Distribution: RHL9.0 Hardware Environment: S7505VB2, 2GB RAM, SATA, 5 NICs Software Environment: 2.4.22 kernel with ACPI enabled Problem Description: # init 0 provokes an NMI The system sometimes powers off, and sometimes resets. ... Turning off swap: Turning off quotas: Unmounting file systems: Halting system... flushing ide devices: hdc hde Power down. Uhhuh. NMI received. Dazed and Reproducible: yes
Created attachment 860 [details] serial console messages
Reproduced on a 2nd system, this one running BIOSv 1.01 and 1 physical processor. Power-off worked, but the NMI is still there. Turning off swap: Turning off quotas: Unmounting file systems: Halting system... flushing ide devices: hda hdc Power down. Uhhuh. NMI received. Dazed and confused, but trying to continue e100: config WOL failed You probably have a hardware problem with your RAM chips Uhhuh. NMI received for unknown reason 35. Dazed and confused, but trying to continue Do you have a strange power saving mode enabled? hwsleep-0257 [16] acpi_enter_sleep_state: Entering sleep state [S5]

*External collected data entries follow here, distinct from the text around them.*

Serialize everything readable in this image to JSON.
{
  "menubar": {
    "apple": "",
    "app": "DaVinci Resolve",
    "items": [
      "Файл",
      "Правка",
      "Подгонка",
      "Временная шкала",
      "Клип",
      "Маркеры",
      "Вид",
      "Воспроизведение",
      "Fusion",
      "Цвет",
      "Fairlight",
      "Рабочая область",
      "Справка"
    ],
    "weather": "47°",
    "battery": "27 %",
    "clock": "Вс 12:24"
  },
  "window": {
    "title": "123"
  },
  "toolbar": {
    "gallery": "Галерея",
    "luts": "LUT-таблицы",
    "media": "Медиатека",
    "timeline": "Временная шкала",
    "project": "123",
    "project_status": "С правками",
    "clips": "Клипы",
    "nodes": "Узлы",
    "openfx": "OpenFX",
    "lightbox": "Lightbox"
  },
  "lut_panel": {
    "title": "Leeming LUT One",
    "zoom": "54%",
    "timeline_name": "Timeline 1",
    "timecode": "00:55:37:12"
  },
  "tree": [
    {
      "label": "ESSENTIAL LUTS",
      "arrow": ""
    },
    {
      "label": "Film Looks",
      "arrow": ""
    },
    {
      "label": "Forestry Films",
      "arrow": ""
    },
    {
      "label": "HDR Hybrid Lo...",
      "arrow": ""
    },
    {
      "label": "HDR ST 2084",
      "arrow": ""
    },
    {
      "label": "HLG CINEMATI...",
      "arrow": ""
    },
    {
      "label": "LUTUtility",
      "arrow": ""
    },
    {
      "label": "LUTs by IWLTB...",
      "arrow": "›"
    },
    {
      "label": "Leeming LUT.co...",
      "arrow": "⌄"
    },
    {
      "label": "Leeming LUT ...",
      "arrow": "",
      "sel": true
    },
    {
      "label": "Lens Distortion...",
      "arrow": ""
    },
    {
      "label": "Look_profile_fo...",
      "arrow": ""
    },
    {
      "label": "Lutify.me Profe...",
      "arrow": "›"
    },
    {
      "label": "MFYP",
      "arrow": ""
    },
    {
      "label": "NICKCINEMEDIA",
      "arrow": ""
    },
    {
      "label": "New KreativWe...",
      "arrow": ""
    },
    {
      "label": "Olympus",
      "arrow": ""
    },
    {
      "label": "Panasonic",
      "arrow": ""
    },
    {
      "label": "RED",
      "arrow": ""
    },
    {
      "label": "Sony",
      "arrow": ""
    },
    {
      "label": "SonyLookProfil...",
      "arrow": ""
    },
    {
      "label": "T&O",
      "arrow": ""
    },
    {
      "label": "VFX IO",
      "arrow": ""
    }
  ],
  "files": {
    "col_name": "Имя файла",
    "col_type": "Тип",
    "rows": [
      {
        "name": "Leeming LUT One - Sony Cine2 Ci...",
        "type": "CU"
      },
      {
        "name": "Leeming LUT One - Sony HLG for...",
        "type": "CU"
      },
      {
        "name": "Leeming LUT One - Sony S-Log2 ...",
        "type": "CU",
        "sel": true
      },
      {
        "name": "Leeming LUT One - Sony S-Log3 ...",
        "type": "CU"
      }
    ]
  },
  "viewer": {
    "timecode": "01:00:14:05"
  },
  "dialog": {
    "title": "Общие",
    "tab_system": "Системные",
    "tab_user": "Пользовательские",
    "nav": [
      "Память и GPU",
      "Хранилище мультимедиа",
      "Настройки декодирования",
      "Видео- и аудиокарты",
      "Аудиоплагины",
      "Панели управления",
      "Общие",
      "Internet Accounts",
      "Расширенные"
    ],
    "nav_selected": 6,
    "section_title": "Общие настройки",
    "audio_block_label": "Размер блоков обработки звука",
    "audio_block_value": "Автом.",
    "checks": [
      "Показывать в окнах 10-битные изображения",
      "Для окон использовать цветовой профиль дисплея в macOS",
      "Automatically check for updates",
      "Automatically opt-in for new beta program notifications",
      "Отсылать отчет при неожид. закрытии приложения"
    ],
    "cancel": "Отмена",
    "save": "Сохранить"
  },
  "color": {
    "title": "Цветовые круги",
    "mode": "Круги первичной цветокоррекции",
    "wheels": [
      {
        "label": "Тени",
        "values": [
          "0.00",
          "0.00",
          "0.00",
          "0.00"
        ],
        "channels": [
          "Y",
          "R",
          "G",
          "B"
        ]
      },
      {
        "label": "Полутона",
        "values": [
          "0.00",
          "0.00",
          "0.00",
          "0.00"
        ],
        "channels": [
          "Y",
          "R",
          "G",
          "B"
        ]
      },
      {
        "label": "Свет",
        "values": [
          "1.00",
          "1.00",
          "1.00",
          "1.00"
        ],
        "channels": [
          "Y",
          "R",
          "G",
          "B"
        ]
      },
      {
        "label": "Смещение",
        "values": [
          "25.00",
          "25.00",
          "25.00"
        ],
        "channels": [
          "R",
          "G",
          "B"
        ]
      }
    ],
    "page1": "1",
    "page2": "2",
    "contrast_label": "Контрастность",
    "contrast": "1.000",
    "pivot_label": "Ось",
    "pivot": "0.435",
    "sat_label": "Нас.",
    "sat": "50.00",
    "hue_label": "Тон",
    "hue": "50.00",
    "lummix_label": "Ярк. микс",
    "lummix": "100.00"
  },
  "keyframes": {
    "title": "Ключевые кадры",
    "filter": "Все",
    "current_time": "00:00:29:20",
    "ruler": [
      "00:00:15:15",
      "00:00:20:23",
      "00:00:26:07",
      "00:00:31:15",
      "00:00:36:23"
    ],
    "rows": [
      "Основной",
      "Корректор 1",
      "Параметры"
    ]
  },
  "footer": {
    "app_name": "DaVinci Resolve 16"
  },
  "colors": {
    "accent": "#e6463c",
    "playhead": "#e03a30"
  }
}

no difference with latest BIOS (1.06) and simplified kernel to UP noapic. though UP re-orders the messages and noapic causes reason-code to be 25 rather than 35. Power-down failure only seen on the 2 (physical) processor box at this point; but NMI is seen in all configs. Power down. Uhhuh. NMI received. Dazed and confused, but trying to continue You probably have a hardware problem with your RAM chips Uhhuh. NMI received for unknown reason 25. Dazed and confused, but trying to continue Do you have a strange power saving mode enabled? e100: config WOL failed hwsleep-0257 [21] acpi_enter_sleep_state: Entering sleep state [S5]
> e100: config WOL failed is from e100_do_wol() -- called from e100_suspend(). In a box with four pro/100's, I get 4 of these. I configure WOL off by default, perhaps the e100 driver doesn't expect it? > Uhhuh. NMI received. Dazed and confused, but trying to continue > You probably have a hardware problem with your RAM chips is from mem_parity_error(), called from do_nmi() when reason & 0x80 > Uhhuh. NMI received for unknown reason 25. > Dazed and confused, but trying to continue > Do you have a strange power saving mode enabled? is from unknown_nmi_error(), called from do_num() when !(reason & 0xc0). decimal 25 and 35 are 0x23 and 0x19, neither of which have 0xc0 bits set.
Would you please have workaroud patch at bug 1141 a try? Thanks a lot!
2.6 powers down normally, w/ no NMI message i tested 2.6.5/FC2 2,6.8.1 and 2.6.9 2.4 powers down normally, but still gets the NMI i tested as recently as 2.4.28-rc2 BIOS is the latest -- 1.10 9/7/04
Created attachment 4032 [details] patch against 2.4.28 The NMI is provoked by pci_pm_suspend_bus() called by pci_pm_suspend() called by acpi_system_save_state() called by acpi_power_off(). Unclear why acpi_system_save_state() was added to acpi_power_off() in 2.4.25 but evidently it was not a good idea. This patch removes the offending call.
shipped in 2.4.28-rc4 - closing.